The Art of Quieting Your Mind When Distracted

By Ken Wells - 07/08/2022

 

Series Three: Blog Forty-two

The journey in addiction recovery teaches that healing is not a one and done experience. Effectively, we apply the wisdom gained from early experiences in recovery and use it to rebuild healthy behavior and intimacy in relationships. Along the way it is easy to become distracted and derailed from principles of sound recovery. For addicts there are times that your mind races out of control. It might involve a craving for a drug of choice or an unbridled rumination about over control toward someone or some situation. Whatever the thoughts, your monkey brain creates an inner critic that rules. This negative imaging takes you away from centered living.

Self-parenting is a required skill set necessary for addicts to deepen their recovery from sobriety and into the experience of serenity. Getting at root causation for addiction is a journey into family of origin. In this exploration, an addict learns to identify and understand unresolved family-of-origin issues that trigger current addictive behavior. The recovery assignment is to address unmet developmental needs by giving back carried shame to parental caregivers. This process involves a lot of grieving. Treatment helps to accelerate this process. Addicts in recovery learn that the practice of grief is a lifelong journey. Throughout the ups and downs of everyday living, there are many resets and redos in practicing self-parenting.

Here are some suggestions to consider:

Create a still mind away from the daily fray of recovery living through mindful meditation: Mindfulness requires a beginner’s mind. When your mind is empty, it is ready for anything and open to everything. A beginner’s mind is open to numerous possibilities while the expert is open to only a few. Quieting your mind depends upon the skill of meditation. When you meditate you focus on your breath as it rises and falls. When your mind wanders, you simply notice the distraction and bring yourself back to the breath. As you practice, little by little, you will begin to discriminate the raw sensory events from your reaction to them. Eventually, you will experience a gradual stillness within.

Make a list of grievances that painfully distract you from the present: Nothing changes until it is real. (Fritz Perls) Nagging discomfort shows up in many ways. It can be physical and emotional. Physical pain is a way for the body to tell you what is out of balance. It is an alert system signaling that something is out of balance and needs to be addressed. Listen to what your body has to say! Emotionally you feel up and down. Sometimes joyful and sometimes depressed. Listen to your emotions. They will tell you what is out of balance. Upon listening, make a list of issues present and past that trigger emotional pain and anger. It doesn’t matter if on the list is an issue you have previously addressed. If it still causes pain it needs to show up on your list. The list is a way of concretizing what is going on inside of you.

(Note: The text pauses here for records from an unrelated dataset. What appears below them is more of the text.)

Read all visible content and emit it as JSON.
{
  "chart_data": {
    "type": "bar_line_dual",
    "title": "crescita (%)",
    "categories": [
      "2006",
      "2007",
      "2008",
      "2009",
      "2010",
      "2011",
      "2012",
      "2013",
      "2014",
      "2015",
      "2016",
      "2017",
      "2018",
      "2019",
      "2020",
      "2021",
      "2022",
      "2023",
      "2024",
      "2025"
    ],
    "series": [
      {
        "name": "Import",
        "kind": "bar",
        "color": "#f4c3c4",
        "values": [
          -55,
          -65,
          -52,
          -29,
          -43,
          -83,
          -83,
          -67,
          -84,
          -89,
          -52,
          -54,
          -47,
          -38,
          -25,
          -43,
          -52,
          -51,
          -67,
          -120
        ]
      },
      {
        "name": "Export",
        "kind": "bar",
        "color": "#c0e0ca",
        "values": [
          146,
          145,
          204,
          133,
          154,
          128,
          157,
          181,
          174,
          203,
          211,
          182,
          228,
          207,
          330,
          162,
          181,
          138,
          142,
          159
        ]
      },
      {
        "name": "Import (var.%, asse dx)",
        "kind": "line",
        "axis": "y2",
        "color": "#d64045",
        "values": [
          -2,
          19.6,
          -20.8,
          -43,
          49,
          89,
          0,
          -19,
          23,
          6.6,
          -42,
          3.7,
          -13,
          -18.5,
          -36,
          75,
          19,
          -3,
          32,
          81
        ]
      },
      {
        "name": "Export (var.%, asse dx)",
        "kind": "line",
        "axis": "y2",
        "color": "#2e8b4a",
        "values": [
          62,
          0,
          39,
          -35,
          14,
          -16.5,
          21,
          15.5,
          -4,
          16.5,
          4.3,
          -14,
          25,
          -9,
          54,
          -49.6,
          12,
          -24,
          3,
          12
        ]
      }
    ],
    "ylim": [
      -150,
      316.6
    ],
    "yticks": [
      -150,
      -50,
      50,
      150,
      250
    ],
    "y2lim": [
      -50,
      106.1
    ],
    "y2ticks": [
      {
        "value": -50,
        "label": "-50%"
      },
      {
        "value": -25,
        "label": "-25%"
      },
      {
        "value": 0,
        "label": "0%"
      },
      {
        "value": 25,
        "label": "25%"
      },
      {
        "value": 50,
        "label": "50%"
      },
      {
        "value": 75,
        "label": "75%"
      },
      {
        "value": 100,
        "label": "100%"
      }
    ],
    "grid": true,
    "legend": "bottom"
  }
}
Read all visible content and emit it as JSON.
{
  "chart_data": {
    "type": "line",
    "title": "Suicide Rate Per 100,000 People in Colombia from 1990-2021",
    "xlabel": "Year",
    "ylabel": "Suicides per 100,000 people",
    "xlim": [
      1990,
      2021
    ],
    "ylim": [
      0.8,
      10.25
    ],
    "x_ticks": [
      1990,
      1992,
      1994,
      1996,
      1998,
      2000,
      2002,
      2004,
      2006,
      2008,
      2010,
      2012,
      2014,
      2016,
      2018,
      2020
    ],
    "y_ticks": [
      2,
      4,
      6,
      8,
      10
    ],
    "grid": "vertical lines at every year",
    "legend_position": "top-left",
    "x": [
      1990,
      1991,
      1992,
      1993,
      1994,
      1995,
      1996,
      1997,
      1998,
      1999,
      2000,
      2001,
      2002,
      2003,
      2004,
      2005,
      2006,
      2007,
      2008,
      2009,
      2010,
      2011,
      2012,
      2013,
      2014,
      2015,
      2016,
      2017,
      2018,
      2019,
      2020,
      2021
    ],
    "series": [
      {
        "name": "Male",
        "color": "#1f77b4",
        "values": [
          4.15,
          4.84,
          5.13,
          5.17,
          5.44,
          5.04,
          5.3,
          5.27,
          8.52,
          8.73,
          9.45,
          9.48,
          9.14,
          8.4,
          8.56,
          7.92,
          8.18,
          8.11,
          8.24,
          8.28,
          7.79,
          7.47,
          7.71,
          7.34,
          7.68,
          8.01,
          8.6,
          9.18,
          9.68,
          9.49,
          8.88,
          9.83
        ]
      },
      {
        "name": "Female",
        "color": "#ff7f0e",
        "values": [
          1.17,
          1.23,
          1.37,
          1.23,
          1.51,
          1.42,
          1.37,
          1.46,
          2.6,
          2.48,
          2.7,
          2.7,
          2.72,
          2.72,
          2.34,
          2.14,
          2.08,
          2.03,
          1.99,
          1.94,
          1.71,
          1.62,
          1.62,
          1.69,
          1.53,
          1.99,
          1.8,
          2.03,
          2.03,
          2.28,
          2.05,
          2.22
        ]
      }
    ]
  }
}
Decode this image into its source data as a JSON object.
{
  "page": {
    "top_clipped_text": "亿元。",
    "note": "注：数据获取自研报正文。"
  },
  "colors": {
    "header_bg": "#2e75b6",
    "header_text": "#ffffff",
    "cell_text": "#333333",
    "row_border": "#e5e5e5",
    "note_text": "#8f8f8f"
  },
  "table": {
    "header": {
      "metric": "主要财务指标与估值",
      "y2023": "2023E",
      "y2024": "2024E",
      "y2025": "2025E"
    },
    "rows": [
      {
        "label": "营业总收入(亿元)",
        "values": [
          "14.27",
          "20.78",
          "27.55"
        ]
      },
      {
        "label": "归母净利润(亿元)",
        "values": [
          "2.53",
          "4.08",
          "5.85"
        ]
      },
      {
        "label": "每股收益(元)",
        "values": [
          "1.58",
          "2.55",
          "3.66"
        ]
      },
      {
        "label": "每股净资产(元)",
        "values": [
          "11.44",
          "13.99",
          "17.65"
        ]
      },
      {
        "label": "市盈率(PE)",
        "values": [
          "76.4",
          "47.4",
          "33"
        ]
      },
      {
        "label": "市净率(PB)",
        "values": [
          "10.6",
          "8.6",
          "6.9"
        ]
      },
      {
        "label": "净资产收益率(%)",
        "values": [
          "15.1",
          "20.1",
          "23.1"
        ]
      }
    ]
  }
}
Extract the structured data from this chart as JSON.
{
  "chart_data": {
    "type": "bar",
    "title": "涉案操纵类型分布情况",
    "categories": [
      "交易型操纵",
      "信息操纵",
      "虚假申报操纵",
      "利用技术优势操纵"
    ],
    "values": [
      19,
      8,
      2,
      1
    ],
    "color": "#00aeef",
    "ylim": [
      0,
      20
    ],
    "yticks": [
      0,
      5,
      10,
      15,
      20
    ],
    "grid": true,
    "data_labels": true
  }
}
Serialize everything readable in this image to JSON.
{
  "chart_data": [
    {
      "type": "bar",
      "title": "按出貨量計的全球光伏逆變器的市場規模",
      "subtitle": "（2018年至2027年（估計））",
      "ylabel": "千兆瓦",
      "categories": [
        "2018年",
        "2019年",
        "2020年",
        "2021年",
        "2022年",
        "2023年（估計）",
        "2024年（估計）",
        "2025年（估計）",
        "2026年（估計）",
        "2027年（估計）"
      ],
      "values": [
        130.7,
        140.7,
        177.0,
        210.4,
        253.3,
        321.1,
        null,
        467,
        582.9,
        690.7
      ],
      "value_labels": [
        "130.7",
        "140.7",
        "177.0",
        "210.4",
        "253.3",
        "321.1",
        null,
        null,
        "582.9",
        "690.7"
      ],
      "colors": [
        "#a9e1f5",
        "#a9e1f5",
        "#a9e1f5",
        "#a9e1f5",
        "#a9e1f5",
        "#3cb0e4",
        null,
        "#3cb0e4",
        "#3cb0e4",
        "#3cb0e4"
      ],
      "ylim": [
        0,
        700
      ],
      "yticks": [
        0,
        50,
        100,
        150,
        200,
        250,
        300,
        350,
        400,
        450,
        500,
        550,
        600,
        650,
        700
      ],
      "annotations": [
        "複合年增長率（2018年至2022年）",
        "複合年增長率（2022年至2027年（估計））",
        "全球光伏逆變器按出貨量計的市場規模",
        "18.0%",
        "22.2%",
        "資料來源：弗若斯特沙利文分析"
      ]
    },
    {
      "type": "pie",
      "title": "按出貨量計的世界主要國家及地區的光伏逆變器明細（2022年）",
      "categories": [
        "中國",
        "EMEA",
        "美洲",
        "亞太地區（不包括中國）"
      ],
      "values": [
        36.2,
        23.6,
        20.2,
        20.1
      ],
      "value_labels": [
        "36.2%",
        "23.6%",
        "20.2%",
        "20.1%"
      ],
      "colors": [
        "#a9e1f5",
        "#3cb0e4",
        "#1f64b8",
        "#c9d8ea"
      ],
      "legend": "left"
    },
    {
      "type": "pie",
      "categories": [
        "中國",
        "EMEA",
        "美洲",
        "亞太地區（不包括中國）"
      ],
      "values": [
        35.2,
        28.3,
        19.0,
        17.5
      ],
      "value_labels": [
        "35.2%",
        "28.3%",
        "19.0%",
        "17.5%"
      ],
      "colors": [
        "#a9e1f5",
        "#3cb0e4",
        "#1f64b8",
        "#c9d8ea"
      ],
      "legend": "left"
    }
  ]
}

Create a safe spot: You may have completed significant anger work toward a caregiver’s neglect and abandonment. However, as time goes by more anger work is needed. To do this work, you must establish a safe space. Grief work involving anger expression is seldom one and done. It is a lifelong process. Create a place that you can visit old wounds that trigger anger. It can be helpful to have a friend with you who will serve as a fair witness. Direct the anger by focusing on the person who hurt you. Share unedited anger expressions toward the person. Allow the anger to flow and just be there with your feelings. Then, redirect your anger to the issue of abandonment, neglect and unmet need that was so hurtful. Then, redirect your energy of anger toward what you want to create. This is the point where you transform your anger from a negative expression to creating a positive outcome for you. Invest the energy to establish a boundary, and a commitment to love yourself with healthy self-parenting and self-esteem. These steps are not meant to be assembly lined. It is simple but each step will take time. Take whatever time you need.  You do this as many times throughout your life whenever you are aware of the need to grieve. Sometimes people use a tennis racket and a pillow in a garbage bag to express anger. Other times it has been a punching bag, heavy exercise with venting, a long run, or twisting a towel with verbal expression. It can include journaling, writing an article, poetry or music expression. There are many ways to express your anger. Beneath the anger are feelings of sadness, disappointment, regret etc. It is important that you treat each feeling with thoroughness in recognition. Allow yourself to be vulnerable without judgment. There is no room for an inner critical voice to invade this process.  Your safe spot is very important. It can be a physical place.  It is important that you are able to take your safe spot to a mental space that you can access in your mind’s eye because you will not always be able to connect with your physical space. Quieting your mind requires that you periodically will need to take time to work through feelings of grief throughout your lifetime.

Visualize yourself caring for your vulnerable self with kindness and sensitivity. Feeling the raw feelings of hurt, resentment, anger and disappointment is hard work. Keeping the inner critical voice out of the process is even harder work. You will improve through ongoing training and practice. It will be necessary after doing your emotional work that you visualize yourself as one who is capable of expressing feelings. Affirmation and visualization practices is often overlooked by addicts in recovery. It is important to affirm and nurture the work that you do in your safe spot. Affirmations are a powerful antibody to the mistaken beliefs that shame triggers. Visualization is a pre-meditated energizing force that propels transformation of distraction into quieting your mind in recovery.